School programs aimed at encouraging students to adopt a healthy life style--specifically, by avoiding use of tobacco and a diet high in fat--can lead to positive changes in their future behavior, a new study suggests.
The study offers the strongest evidence to date that school-intervention programs can alter habits that have been linked with cancer and heart disease.
Researchers followed a group of 447 students in Westchester County, N.Y., who received special lessons for two hours a week between the 4th and 9th grades. By the 10th grade, the study found, those students were less likely to smoke or have a high-fat diet than were students in a control group that did not have the classes.
Students in the program reduced their total fat intake by nearly 10 percent. The proportion of participants who smoked was 73 percent lower than for the other students.
The majority of the students studied were white and from middle- or upper-middle-class families. “If these findings can be replicated among sociodemographically diverse populations of schoolchildren,” the researchers concluded,"it would suggest that programs such as this may have the potential to reduce the population risk for the second leading cause of death [cancer] in the United States.”
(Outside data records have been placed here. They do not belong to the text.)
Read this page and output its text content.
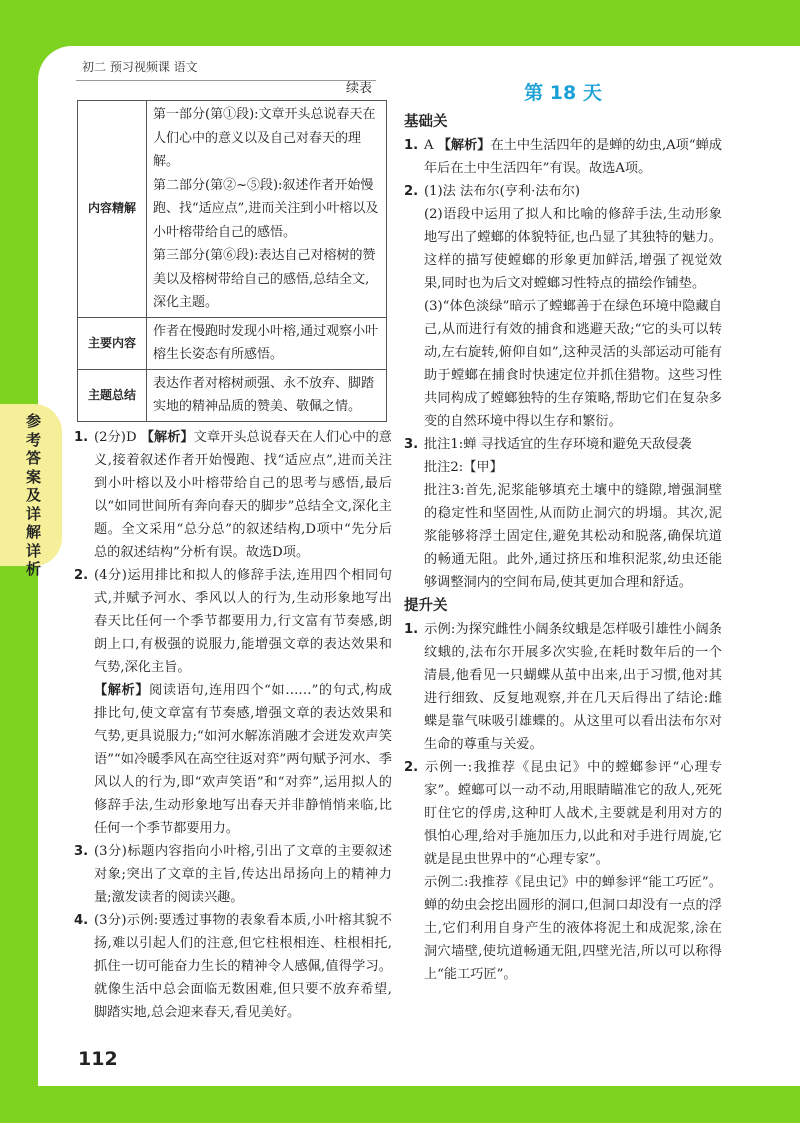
初二 预习视频课 语文
参考答案及详解详析
续表
内容精解	第一部分(第①段):文章开头总说春天在人们心中的意义以及自己对春天的理解。

第二部分(第②~⑤段):叙述作者开始慢跑、找“适应点”,进而关注到小叶榕以及小叶榕带给自己的感悟。

第三部分(第⑥段):表达自己对榕树的赞美以及榕树带给自己的感悟,总结全文,深化主题。

主要内容	作者在慢跑时发现小叶榕,通过观察小叶榕生长姿态有所感悟。

主题总结	表达作者对榕树顽强、永不放弃、脚踏实地的精神品质的赞美、敬佩之情。

1. (2分)D 【解析】文章开头总说春天在人们心中的意义,接着叙述作者开始慢跑、找“适应点”,进而关注到小叶榕以及小叶榕带给自己的思考与感悟,最后以“如同世间所有奔向春天的脚步”总结全文,深化主题。全文采用“总分总”的叙述结构,D项中“先分后总的叙述结构”分析有误。故选D项。

2. (4分)运用排比和拟人的修辞手法,连用四个相同句式,并赋予河水、季风以人的行为,生动形象地写出春天比任何一个季节都要用力,行文富有节奏感,朗朗上口,有极强的说服力,能增强文章的表达效果和气势,深化主旨。

【解析】阅读语句,连用四个“如……”的句式,构成排比句,使文章富有节奏感,增强文章的表达效果和气势,更具说服力;“如河水解冻消融才会迸发欢声笑语”“如冷暖季风在高空往返对弈”两句赋予河水、季风以人的行为,即“欢声笑语”和“对弈”,运用拟人的修辞手法,生动形象地写出春天并非静悄悄来临,比任何一个季节都要用力。

3. (3分)标题内容指向小叶榕,引出了文章的主要叙述对象;突出了文章的主旨,传达出昂扬向上的精神力量;激发读者的阅读兴趣。

4. (3分)示例:要透过事物的表象看本质,小叶榕其貌不扬,难以引起人们的注意,但它柱根相连、柱根相托,抓住一切可能奋力生长的精神令人感佩,值得学习。就像生活中总会面临无数困难,但只要不放弃希望,脚踏实地,总会迎来春天,看见美好。

第 18 天
基础关

1. A 【解析】在土中生活四年的是蝉的幼虫,A项“蝉成年后在土中生活四年”有误。故选A项。

2. (1)法 法布尔(亨利·法布尔)

(2)语段中运用了拟人和比喻的修辞手法,生动形象地写出了螳螂的体貌特征,也凸显了其独特的魅力。这样的描写使螳螂的形象更加鲜活,增强了视觉效果,同时也为后文对螳螂习性特点的描绘作铺垫。

(3)“体色淡绿”暗示了螳螂善于在绿色环境中隐藏自己,从而进行有效的捕食和逃避天敌;“它的头可以转动,左右旋转,俯仰自如”,这种灵活的头部运动可能有助于螳螂在捕食时快速定位并抓住猎物。这些习性共同构成了螳螂独特的生存策略,帮助它们在复杂多变的自然环境中得以生存和繁衍。

3. 批注1:蝉 寻找适宜的生存环境和避免天敌侵袭

批注2:【甲】

批注3:首先,泥浆能够填充土壤中的缝隙,增强洞壁的稳定性和坚固性,从而防止洞穴的坍塌。其次,泥浆能够将浮土固定住,避免其松动和脱落,确保坑道的畅通无阻。此外,通过挤压和堆积泥浆,幼虫还能够调整洞内的空间布局,使其更加合理和舒适。

提升关

1. 示例:为探究雌性小阔条纹蛾是怎样吸引雄性小阔条纹蛾的,法布尔开展多次实验,在耗时数年后的一个清晨,他看见一只蝴蝶从茧中出来,出于习惯,他对其进行细致、反复地观察,并在几天后得出了结论:雌蝶是靠气味吸引雄蝶的。从这里可以看出法布尔对生命的尊重与关爱。

2. 示例一:我推荐《昆虫记》中的螳螂参评“心理专家”。螳螂可以一动不动,用眼睛瞄准它的敌人,死死盯住它的俘虏,这种盯人战术,主要就是利用对方的惧怕心理,给对手施加压力,以此和对手进行周旋,它就是昆虫世界中的“心理专家”。

示例二:我推荐《昆虫记》中的蝉参评“能工巧匠”。蝉的幼虫会挖出圆形的洞口,但洞口却没有一点的浮土,它们利用自身产生的液体将泥土和成泥浆,涂在洞穴墙壁,使坑道畅通无阻,四壁光洁,所以可以称得上“能工巧匠”。

112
Results of the study, which was supported by the National Institutes of Health, were published in the July 5 issue of the Journal of the National Cancer Institute.
High-quality, stable child care is necessary for teenage parents seeking to participate in education and vocational programs, preliminary results from a 6study by the National Center for Research in Vocational Education and the rand Corporation suggest.
Informal child-care arrangements cannot be relied upon, many program administrators and participants told researchers.
But relatively few schools offer on-site day care, and those that do have long waiting lists, the research shows.
The preliminary results were outlined by the ncrve in comments responding to proposed federal welfare regulations.
Children from large families generally receive fewer years of schooling and have poorer verbal skills than those from small families, a researcher has concluded.
In a review of six national surveys conducted from 1955 to 1986, Judith Blake, a professor of population at the University of California at Los Angeles, found that children from small families were far more likely to complete high school and attend college than were those from large families.
As a result of greater “parental interaction and attention,” Ms. Blake argued, children from smaller families also scored higher on verbal-skills tests than did those from larger families, regardless of parents’ education, income, marital status, or residence.
Ms. Blake’s work is summarized in the July 7 issue of Science.
Colleges must make greater efforts to give at-risk youths an early awareness of opportunities in higher education, urges a new report by the American Council on Education and the National Association of Student Financial Aid Administrators.
The report calls for programs to provide counseling for at-risk pupils in the late elementary and early secondary grades.
Copies of “Certainty of Opportunity” are available for $7 each from the National Association of Student Financial Aid Administrators, 1920 L St., N.W., Suite 200, Washington, D.C. 20036.